In guerra sono inevitabili limitazioni. In questo caso ne dubito. Ha Zelensky bisogno di essere convinto di poter contare in Italia su un appoggio unanime? La verità, non dirò che è rivoluzionaria, per non essere accusato di veterocomunismo gramsciano, è alla base di un corretto rapporto dialettico in una democrazia e, nel caso di relazioni internazionali chiarisce che cosa ci si possa aspettare da un paese. Voler dare l’immagine di un’Italia, unanime, quando unanime non è, ricorda una vecchia storia di vacche viaggiatrici nel nostro Meridione. Di quella la responsabilità fu attribuita a solerti funzionari di una organizzazione regionale, di questa lo sarebbe ad un’autorità di ben altra rilevanza.

Come spesso accade, il nostro problema particolare viene ingigantito. Diventa il problema del giorno e si attende che diranno, dopo l’intervento di Zelensky, il presidente Draghi e i presidenti delle due Camere.

Di fronte a tale gigantesco problema, dal quale dubito dipenda l’esito della guerra in Ucraina, l’articolo di Tiscali News, 1510 parole senza contare titolo e occhiello, liquida con due parole, “Paragone sbagliato” e giustifica, attribuendolo ad una difficoltà di concentrazione, il confronto con la Shoah che Zelensky ha fatto nel suo discorso alla Knesset. Dall’altra parte Putin, in un discorso in TV, ha paragonato le sanzioni occidentali ai pogrom antisemiti.
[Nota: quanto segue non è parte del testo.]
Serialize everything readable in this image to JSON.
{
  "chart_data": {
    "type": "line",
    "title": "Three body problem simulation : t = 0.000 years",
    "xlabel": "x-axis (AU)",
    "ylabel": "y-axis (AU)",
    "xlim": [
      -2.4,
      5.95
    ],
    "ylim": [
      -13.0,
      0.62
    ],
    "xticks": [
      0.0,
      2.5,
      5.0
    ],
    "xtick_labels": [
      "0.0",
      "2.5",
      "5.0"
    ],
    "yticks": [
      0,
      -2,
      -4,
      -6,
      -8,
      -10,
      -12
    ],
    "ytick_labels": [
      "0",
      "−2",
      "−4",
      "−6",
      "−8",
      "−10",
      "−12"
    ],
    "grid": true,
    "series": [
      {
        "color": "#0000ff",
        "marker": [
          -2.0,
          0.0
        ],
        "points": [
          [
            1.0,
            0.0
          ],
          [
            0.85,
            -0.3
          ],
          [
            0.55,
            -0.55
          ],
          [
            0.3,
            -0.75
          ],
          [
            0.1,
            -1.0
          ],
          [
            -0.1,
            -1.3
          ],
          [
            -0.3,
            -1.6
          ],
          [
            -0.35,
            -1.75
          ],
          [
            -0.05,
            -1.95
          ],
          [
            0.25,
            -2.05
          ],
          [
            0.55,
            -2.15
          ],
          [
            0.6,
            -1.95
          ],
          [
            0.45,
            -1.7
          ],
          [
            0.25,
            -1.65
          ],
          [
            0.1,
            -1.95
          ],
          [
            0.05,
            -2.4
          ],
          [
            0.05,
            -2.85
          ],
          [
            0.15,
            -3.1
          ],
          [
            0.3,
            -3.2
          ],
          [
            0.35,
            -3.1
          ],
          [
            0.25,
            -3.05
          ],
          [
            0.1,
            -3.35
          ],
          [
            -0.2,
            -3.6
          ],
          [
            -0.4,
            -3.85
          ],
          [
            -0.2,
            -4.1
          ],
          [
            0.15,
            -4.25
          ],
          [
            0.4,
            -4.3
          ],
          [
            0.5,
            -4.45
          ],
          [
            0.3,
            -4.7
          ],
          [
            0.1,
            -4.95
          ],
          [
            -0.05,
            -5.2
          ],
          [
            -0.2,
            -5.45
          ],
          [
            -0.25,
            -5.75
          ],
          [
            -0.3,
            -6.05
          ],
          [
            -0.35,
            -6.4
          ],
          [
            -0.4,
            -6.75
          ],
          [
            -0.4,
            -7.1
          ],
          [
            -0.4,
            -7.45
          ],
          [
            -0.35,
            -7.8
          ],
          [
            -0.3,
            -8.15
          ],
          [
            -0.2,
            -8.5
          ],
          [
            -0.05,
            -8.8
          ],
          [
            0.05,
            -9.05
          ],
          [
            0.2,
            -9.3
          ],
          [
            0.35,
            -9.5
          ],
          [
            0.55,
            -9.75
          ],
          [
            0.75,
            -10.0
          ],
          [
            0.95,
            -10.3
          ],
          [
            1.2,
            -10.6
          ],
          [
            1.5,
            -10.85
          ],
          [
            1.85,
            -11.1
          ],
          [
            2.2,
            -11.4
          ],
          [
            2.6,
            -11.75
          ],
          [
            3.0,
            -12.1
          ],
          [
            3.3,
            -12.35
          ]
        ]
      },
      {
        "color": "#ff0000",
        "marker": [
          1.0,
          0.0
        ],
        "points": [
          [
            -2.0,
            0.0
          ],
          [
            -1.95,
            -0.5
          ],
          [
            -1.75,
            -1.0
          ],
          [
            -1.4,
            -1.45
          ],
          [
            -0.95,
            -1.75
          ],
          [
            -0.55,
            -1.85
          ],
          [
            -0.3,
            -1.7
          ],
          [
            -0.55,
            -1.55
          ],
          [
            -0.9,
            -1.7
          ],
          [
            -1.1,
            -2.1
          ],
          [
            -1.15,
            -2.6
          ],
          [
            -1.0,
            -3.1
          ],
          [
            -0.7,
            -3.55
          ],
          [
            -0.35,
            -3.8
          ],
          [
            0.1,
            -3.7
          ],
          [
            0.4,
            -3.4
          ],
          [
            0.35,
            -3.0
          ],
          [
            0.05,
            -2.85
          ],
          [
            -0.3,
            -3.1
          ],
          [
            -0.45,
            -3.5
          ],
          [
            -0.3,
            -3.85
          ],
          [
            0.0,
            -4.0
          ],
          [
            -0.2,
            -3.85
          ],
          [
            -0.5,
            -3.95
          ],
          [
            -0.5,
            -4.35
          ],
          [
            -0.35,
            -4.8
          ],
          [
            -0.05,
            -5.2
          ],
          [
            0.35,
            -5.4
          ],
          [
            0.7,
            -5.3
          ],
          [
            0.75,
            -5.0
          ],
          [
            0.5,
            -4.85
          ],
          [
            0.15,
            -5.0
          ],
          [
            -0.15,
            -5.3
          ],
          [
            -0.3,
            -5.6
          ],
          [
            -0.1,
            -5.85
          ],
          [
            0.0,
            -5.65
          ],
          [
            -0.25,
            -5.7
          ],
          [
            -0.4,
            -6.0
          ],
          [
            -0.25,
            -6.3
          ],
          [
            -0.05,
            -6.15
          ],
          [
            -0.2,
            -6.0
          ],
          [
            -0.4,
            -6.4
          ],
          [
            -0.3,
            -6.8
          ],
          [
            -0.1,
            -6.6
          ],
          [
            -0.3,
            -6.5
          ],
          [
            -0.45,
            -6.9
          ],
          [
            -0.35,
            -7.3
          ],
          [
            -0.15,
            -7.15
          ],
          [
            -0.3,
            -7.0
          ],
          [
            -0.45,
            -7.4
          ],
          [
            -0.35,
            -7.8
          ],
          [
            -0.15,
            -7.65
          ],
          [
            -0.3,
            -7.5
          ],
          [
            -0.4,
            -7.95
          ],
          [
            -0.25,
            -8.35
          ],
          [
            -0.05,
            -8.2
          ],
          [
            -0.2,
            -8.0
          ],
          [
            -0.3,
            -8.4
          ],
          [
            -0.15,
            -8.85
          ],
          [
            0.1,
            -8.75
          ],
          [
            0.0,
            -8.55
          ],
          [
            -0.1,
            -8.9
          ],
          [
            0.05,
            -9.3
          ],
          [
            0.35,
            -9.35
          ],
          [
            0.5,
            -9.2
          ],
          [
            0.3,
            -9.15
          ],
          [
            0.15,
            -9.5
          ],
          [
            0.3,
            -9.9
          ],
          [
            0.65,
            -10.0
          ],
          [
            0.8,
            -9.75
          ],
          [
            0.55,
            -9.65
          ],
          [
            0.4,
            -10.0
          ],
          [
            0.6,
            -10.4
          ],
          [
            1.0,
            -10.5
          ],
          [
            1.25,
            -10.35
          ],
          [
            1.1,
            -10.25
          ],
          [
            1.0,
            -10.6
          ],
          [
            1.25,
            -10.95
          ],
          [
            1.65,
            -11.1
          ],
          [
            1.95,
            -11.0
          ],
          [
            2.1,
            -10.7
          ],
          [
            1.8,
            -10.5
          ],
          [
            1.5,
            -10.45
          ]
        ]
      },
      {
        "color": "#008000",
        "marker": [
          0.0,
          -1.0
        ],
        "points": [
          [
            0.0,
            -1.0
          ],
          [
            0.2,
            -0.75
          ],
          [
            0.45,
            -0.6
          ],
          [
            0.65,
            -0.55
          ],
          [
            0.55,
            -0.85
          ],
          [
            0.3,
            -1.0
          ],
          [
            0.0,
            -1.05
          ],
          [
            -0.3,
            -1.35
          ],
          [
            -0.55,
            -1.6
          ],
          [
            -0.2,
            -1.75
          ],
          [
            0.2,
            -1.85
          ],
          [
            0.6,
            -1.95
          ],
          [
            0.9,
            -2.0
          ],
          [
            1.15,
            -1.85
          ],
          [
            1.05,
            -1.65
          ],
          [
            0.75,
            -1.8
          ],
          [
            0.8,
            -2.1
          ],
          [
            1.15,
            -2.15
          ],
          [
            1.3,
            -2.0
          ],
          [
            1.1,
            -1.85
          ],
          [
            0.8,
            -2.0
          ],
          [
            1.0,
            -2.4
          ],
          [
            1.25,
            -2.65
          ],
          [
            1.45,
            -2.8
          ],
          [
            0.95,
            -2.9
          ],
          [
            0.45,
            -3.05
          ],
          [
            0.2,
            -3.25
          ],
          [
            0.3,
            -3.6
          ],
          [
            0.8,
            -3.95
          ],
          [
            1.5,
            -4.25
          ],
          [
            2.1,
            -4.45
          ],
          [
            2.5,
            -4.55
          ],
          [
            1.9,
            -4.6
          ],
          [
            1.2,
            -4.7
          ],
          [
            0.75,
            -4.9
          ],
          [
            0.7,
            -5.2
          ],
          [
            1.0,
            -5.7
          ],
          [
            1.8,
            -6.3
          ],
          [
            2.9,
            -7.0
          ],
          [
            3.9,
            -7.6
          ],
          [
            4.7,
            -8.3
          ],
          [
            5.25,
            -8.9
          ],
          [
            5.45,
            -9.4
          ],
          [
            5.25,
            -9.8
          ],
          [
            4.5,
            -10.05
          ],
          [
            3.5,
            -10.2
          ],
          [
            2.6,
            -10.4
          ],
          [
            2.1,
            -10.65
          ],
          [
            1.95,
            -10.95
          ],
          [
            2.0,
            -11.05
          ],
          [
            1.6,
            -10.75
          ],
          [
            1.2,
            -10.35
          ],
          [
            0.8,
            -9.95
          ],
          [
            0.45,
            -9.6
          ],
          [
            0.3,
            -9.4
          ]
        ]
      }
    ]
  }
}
Due vergogne come l’antisemitismo e il genocidio non possono e non debbono essere utilizzate in questa vicenda, le cui radici nulla hanno a che fare con i sedici secoli di antisemitismo trascorsi dopo la dichiarazione del Cristianesimo religione di stato e le prediche di San Giovanni Crisostomo, né con lo sterminio pianificato nella Conferenza di Wansee.